Tina’s drew me in, with deep shades of Aegean blue…

My first impression, glancing into Tina’s European Fashions, in this pretty coastal New England town that shall remain nameless, was that it looked promising—striped sailor shirts and Greek knick-knacks—despite its quaintly dated name. Sure enough, crossing the threshold was like stumbling into a Greek taverna. Lively music blasting, flowy cotton shirts rising to the rafters like flags on a mast, olives everywhere (oil, soap, imported Kalamata in tin cans), and saints and Greek islands pasted to the walls. A rapid-fire conversation (in Greek, with Tina, an older, attractive bundle of energy) was galloping along behind the counter. I was enchanted, bought a few trinkets, accepted a sesame bar from Tina, and decided to come back the next day to jot down a few notes and peruse the icons.

Look closely, you can make out some goodies….

Thank the Greek gods I did, returning in the late afternoon to select a few more items before casually mentioning to Tina that I’d like to include her in an upcoming travel story. Not focus on, mind you. Mention. She skewered me with her dark Greek eyes. Had I somehow unwittingly managed to insult every member of her family going back to the time of Homer?

Then. “Don’t write about me,” she yelled. “Go find somebody else!” Her accent was hopelessly charming but her words threw me for a loop. “I don’t want nothing! I don’t need nothing!”

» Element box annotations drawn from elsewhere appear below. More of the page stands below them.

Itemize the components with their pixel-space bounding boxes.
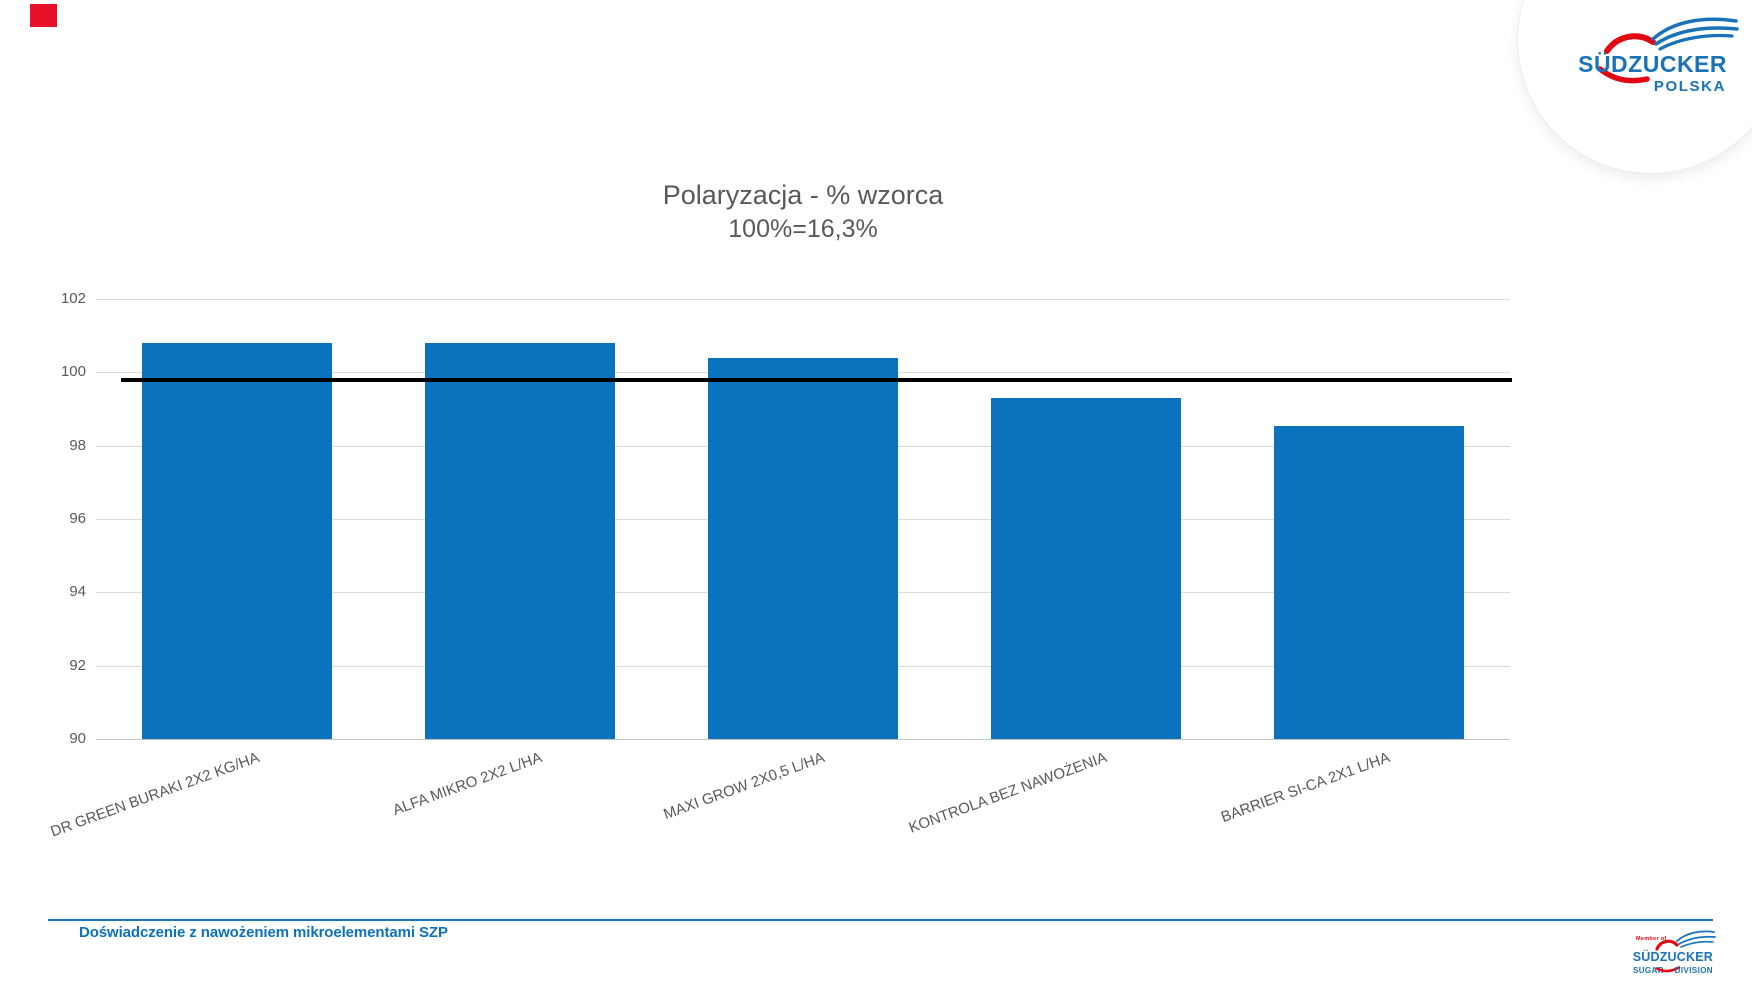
member-of-label: Member of: [1636, 936, 1667, 942]
y-tick-label: 98: [69, 436, 86, 454]
brand-feather-icon: [1678, 935, 1716, 945]
gridline: [96, 739, 1510, 740]
brand-feather-icon: [1676, 930, 1715, 942]
y-tick-label: 94: [69, 583, 86, 601]
bar: [708, 357, 898, 739]
brand-swoosh-red-bottom-icon: [1597, 66, 1650, 84]
category-label: DR GREEN BURAKI 2X2 KG/HA: [47, 749, 262, 841]
gridline: [96, 299, 1510, 300]
chart-title: Polaryzacja - % wzorca: [662, 180, 944, 210]
footer-divider: [48, 919, 1713, 921]
brand-swoosh-red-top-icon: [1604, 33, 1656, 54]
chart-title-block: Polaryzacja - % wzorca 100%=16,3%: [96, 178, 1510, 246]
sudzucker-division-logo: Member of SÜDZUCKER SUGAR DIVISION: [1633, 930, 1716, 975]
y-tick-label: 102: [60, 290, 86, 307]
brand-feather-icon: [1680, 940, 1714, 948]
chart-subtitle: 100%=16,3%: [728, 215, 878, 243]
category-label: MAXI GROW 2X0,5 L/HA: [661, 749, 827, 824]
y-tick-label: 96: [69, 510, 86, 527]
bar: [1273, 425, 1464, 739]
y-tick-label: 90: [69, 730, 86, 747]
brand-feather-icon: [1658, 33, 1734, 51]
brand-subname: POLSKA: [1654, 78, 1726, 95]
bar: [425, 343, 616, 739]
brand-swoosh-red-top-icon: [1655, 939, 1679, 951]
brand-name: SÜDZUCKER: [1633, 949, 1713, 964]
division-right-label: DIVISION: [1675, 966, 1713, 975]
division-swoosh-red-icon: [1655, 966, 1681, 973]
bar: [990, 398, 1181, 739]
slide-corner-marker: [30, 4, 57, 27]
y-tick-label: 92: [69, 656, 86, 674]
bar: [142, 343, 333, 739]
brand-feather-icon: [1654, 26, 1739, 46]
category-label: BARRIER SI-CA 2X1 L/HA: [1218, 749, 1393, 826]
category-label: KONTROLA BEZ NAWOŻENIA: [906, 749, 1110, 837]
reference-line: [121, 377, 1512, 382]
sudzucker-polska-logo: SÜDZUCKER POLSKA: [1578, 17, 1739, 95]
category-label: ALFA MIKRO 2X2 L/HA: [390, 749, 545, 819]
plot-area: 90 92 94 96 98 100 102 DR GREEN BURAKI 2X2 KG/H…: [48, 290, 1512, 841]
footer-caption: Doświadczenie z nawożeniem mikroelementa…: [79, 924, 448, 941]
division-left-label: SUGAR: [1633, 966, 1664, 975]
y-tick-label: 100: [60, 363, 86, 381]
brand-feather-icon: [1651, 17, 1738, 41]
brand-name: SÜDZUCKER: [1578, 51, 1727, 77]
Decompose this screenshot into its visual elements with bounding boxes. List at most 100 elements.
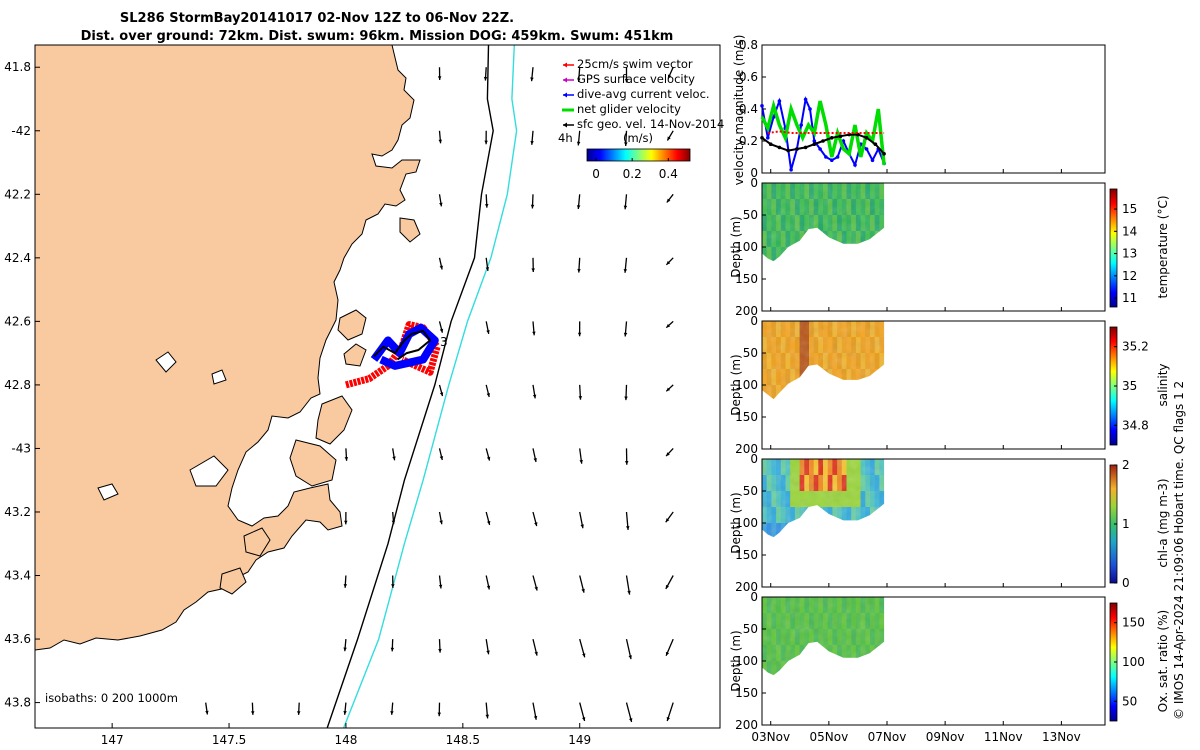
section-ytick-label: 100 [735,240,758,254]
velocity-point [830,158,834,162]
bruny-island-north [243,527,271,557]
velocity-point [835,155,840,159]
geo-vector [625,511,630,530]
colorbar-units: (m/s) [623,131,653,145]
velocity-point [760,104,764,108]
velocity-ytick-label: 0.4 [739,102,758,116]
map-xtick-label: 148.5 [446,733,480,747]
velocity-ytick-label: 0.6 [739,70,758,84]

It dawned on me, maybe she thought I was trying to sell an ad. “It’s for a story,” I began lamely. “I’ve had too much tragedy in my life!” she flung out her arms, and now I was at a total loss. Her friend, seated behind the counter, grimaced in some sort of distant galaxy’s version of half-hearted sympathy, and then she shrugged, in the manner of ‘why don’t you take off running now and don’t ever look back?’ But for some humiliating reason, I couldn’t stop myself. I needed to explain, or else walk away, but the simple fact was that Tina had my credit card and I wasn’t getting through to her. She rang me up, ran my card, excoriated me a little more for good measure, and sent me on my way, clasping a tiny wooden icon and no single shred of dignity.

I’m so small you can’t even see the backside of me, slinking away…

Would I go back again? Only in deep deep disguise. When curiosity (and lingering humiliation) prompted me to go online to see if anyone else had had a similar experience, I found a mixed bag. Half the customers called her rude; the other half found her warm and irresistible. My own experience split the difference. I loved the shop. Tina’s a trip. Maybe you should go there. Just please don’t tell her I told you.

This entry was posted in A Desk with a View, Travel and tagged , , , , . Bookmark the permalink.

5 Responses to The Enfant Terrible of Retail

  1. Paul Quinn PQ says:

    For cranky vendors, four words: Less ouzo, more fiber. (Hippocrates would approve.)

  2. DPG says:

    Oh, now I really, really, wanna visit!! I just can’t make you out in the photo…a bit o’ green pocketbook? Where’s the rest of you? 🙂

  3. peter Tuttle says:

    I would go to Agave, just up the street (and in your photo) and start with a margarita- or two-
    post-Tina. (Or pre-Tina, if I dared go back to her place). -And then maybe take a long walk on Plum Island.